At some point during a laid back chat, I asked him why he is learning English and if he likes it. He had this smile on his face, the one that says “I’m embarrassed BUT I really want you to know this”. So he went on to tell me that no, he doesn’t like English at all, he thinks it’s very difficult, he never liked any of his teachers and the only reason he is learning it is because he has to, like all kids his age and he cannot say no to his parents.

I knew it. I could feel it. I could see from the beginning a rather shy and reserved young man struggling with something he hates. He doesn’t want to do it. He doesn’t like it. Yes, the fact that he is not a very bright kid is not helping him.

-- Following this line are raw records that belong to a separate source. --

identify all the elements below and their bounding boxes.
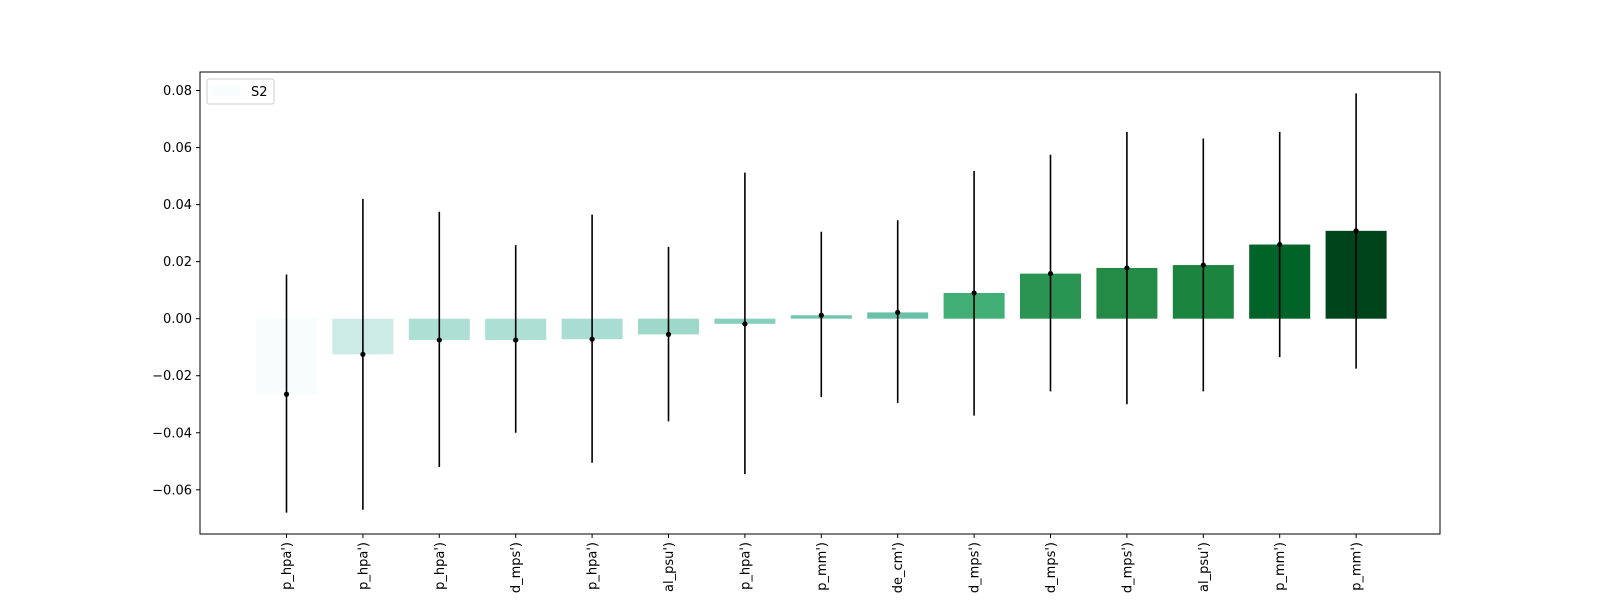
error-bar-point: [1047, 271, 1054, 277]
y-tick-label: 0.06: [163, 141, 192, 156]
x-tick-label: p_mm'): [1273, 542, 1288, 591]
x-tick-label: d_mps'): [1120, 542, 1135, 593]
plot-area-frame: [199, 71, 1441, 535]
legend: S2: [206, 78, 275, 105]
error-bar-point: [1200, 262, 1206, 268]
x-tick-label: d_mps'): [509, 542, 524, 593]
legend-label: S2: [251, 85, 268, 100]
x-tick-label: al_psu'): [1197, 542, 1212, 592]
errorbars-group: [283, 93, 1359, 513]
error-bar-point: [1277, 241, 1283, 248]
y-tick-label: 0.04: [163, 198, 192, 213]
x-tick-label: p_mm'): [815, 542, 830, 591]
x-tick-label: p_hpa'): [738, 542, 753, 590]
y-tick-label: 0.02: [163, 255, 192, 270]
legend-swatch: [213, 86, 241, 96]
error-bar-point: [1124, 265, 1130, 271]
x-tick-label: d_mps'): [968, 542, 983, 593]
error-bar-point: [1353, 228, 1359, 234]
y-tick-label: −0.02: [152, 369, 192, 384]
x-tick-label: p_hpa'): [586, 542, 601, 590]
y-tick-label: −0.04: [152, 426, 192, 441]
y-axis: −0.06 −0.04 −0.02 0.00 0.02 0.04 0.06 0.08: [152, 84, 200, 498]
error-bar-point: [360, 351, 366, 357]
x-tick-label: al_psu'): [662, 542, 677, 592]
error-bar-point: [513, 337, 519, 343]
error-bar-point: [589, 336, 595, 342]
y-tick-label: −0.06: [152, 483, 192, 498]
x-tick-label: p_hpa'): [433, 542, 448, 590]
error-bar-point: [971, 290, 977, 296]
y-tick-label: 0.08: [163, 84, 192, 99]
error-bar-point: [818, 312, 824, 318]
x-tick-label: de_cm'): [891, 542, 906, 593]
error-bar-point: [742, 321, 748, 327]
error-bar-point: [436, 337, 442, 343]
x-tick-label: p_mm'): [1350, 542, 1365, 591]
x-axis: p_hpa') p_hpa') p_hpa') d_mps') p_hpa') al_ps…: [280, 534, 1365, 593]
x-tick-label: d_mps'): [1044, 542, 1059, 593]
y-tick-label: 0.00: [163, 312, 192, 327]
x-tick-label: p_hpa'): [356, 542, 371, 590]
x-tick-label: p_hpa'): [280, 542, 295, 590]
error-bar-point: [665, 331, 672, 337]
error-bar-point: [283, 391, 290, 397]
error-bar-point: [895, 309, 901, 316]
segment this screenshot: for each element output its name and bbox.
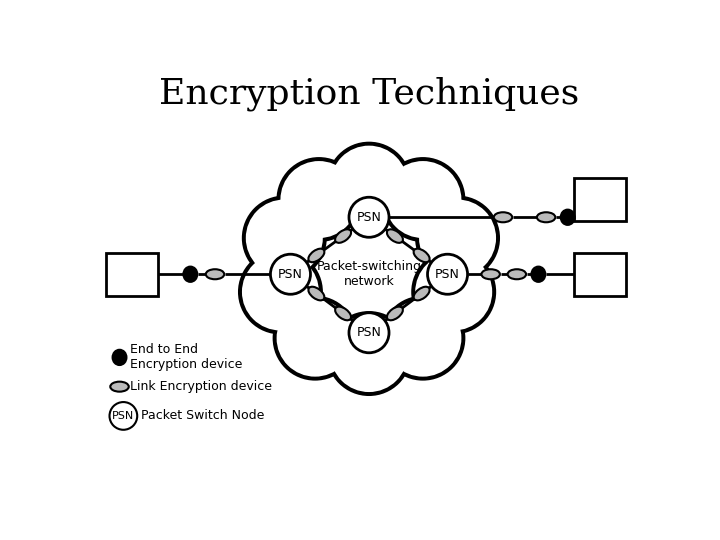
- Bar: [574, 253, 626, 296]
- Circle shape: [271, 254, 310, 294]
- Ellipse shape: [561, 210, 575, 225]
- Circle shape: [384, 161, 462, 238]
- Circle shape: [349, 197, 389, 237]
- Circle shape: [109, 402, 138, 430]
- Circle shape: [242, 253, 319, 330]
- Circle shape: [279, 159, 359, 240]
- Circle shape: [418, 198, 498, 278]
- Text: Encryption Techniques: Encryption Techniques: [159, 77, 579, 111]
- Ellipse shape: [508, 269, 526, 279]
- Ellipse shape: [184, 267, 197, 282]
- Bar: [574, 178, 626, 221]
- Ellipse shape: [413, 287, 430, 300]
- Circle shape: [383, 298, 463, 378]
- Text: PSN: PSN: [278, 268, 303, 281]
- Circle shape: [276, 300, 354, 377]
- Ellipse shape: [494, 212, 512, 222]
- Ellipse shape: [537, 212, 555, 222]
- Circle shape: [349, 313, 389, 353]
- Circle shape: [383, 159, 463, 240]
- Circle shape: [246, 200, 323, 276]
- Ellipse shape: [308, 248, 325, 262]
- Ellipse shape: [308, 287, 325, 300]
- Text: Packet Switch Node: Packet Switch Node: [141, 409, 264, 422]
- Circle shape: [414, 252, 494, 332]
- Text: PSN: PSN: [435, 268, 460, 281]
- Circle shape: [329, 314, 409, 394]
- Ellipse shape: [482, 269, 500, 279]
- Circle shape: [329, 144, 409, 224]
- Circle shape: [419, 200, 496, 276]
- Text: PSN: PSN: [112, 411, 135, 421]
- Ellipse shape: [413, 248, 430, 262]
- Circle shape: [330, 315, 408, 392]
- Circle shape: [384, 300, 462, 377]
- Text: End to End
Encryption device: End to End Encryption device: [130, 343, 243, 372]
- Circle shape: [428, 254, 467, 294]
- Ellipse shape: [387, 230, 403, 243]
- Ellipse shape: [206, 269, 224, 279]
- Text: Packet-switching
network: Packet-switching network: [317, 260, 421, 288]
- Ellipse shape: [335, 307, 351, 320]
- Text: Link Encryption device: Link Encryption device: [130, 380, 272, 393]
- Ellipse shape: [387, 307, 403, 320]
- Circle shape: [330, 146, 408, 222]
- Text: PSN: PSN: [356, 326, 382, 339]
- Circle shape: [415, 253, 492, 330]
- Ellipse shape: [335, 230, 351, 243]
- Text: PSN: PSN: [356, 211, 382, 224]
- Circle shape: [240, 252, 320, 332]
- Ellipse shape: [110, 382, 129, 392]
- Ellipse shape: [531, 267, 545, 282]
- Circle shape: [244, 198, 324, 278]
- Bar: [106, 253, 158, 296]
- Circle shape: [281, 161, 357, 238]
- Ellipse shape: [112, 350, 127, 365]
- Circle shape: [275, 298, 355, 378]
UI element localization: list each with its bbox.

On top of that, he has to take the exams and he has to deal with another source of pressure and negative feelings.

Isn’t this a bit too much for a 15-year-old young man?

Does he really have to be able to learn English?

Does he really have to learn it? Does he really have to take exams?

And if the answer is no….I’m thinking….

Don’t you think that we should just be honest…?

How and why I learned (and still learn) foreign languages…

Thanks to a blog challenge by a new friend – Brad Patterson  – it’s time for my first blog (and hopefully more will come!) which gives me the chance to answer two very interesting questions that I never aswered out loud myself but whose anwsers I know that are hiding somewhere at the back of a confused little brain!

So….how and why….?

Learning my first language will take me back in time, when I was 7. It was actually English. It’s the age that most Greek children start learning a foreign language –English again, so nothing innovative there on my side! However what I DO remember is the willpower I had to learn English. I remember begging my mom to take me to the English school (she always says that too – I begged her) and so she did. A beautiful journey had just began.

I started to discover a whole new world. What I also remember is that no matter how hard it seemed, I insisted and wanted to learn. I remember that I was the youngest student in the class – I was 7 and the others were 9-10. Back then we didn’t have any companions or any glossaries. The teacher would write any new vocabulary on the chalkboard until we got 20-30 words that we had to copy in out notebooks. I was 7 and could hardly write well in Greek, let alone English! So I remember everyone finishing and leaving the classroom and I would just stay there and try to copy this loooong list of words….but I made it….I learned it! You would never imagine how proud I felt when I had my first short talk with some American tourists on a Greek island….! The world was mine!

And then some years later it was time for German. New books, new words, new grammar, new pronunciation, new country, new culture, new friends.….another whole new world!

Later on it was time for Spanish….yes, again, new experiences were waiting for me… there are so many little moments that I remember, sipping and savoring every little piece of information that I would get from a book, from a native speaker…there are so many times in Spain that friends would tell me “Oh you sound like a Spanish person”…Well yes, I managed to do it again…the language was mine and I could feel the satisfaction running through my veins….

So why did I learn languages? Basically I think because it’s just a part of me. It has always been. It’s in my nature to learn languages. Of course it’s not only about grammar and lexis and structures. We all know that. It’s all about learning and discovering new cultures, new worlds and becoming a different and a better person through them.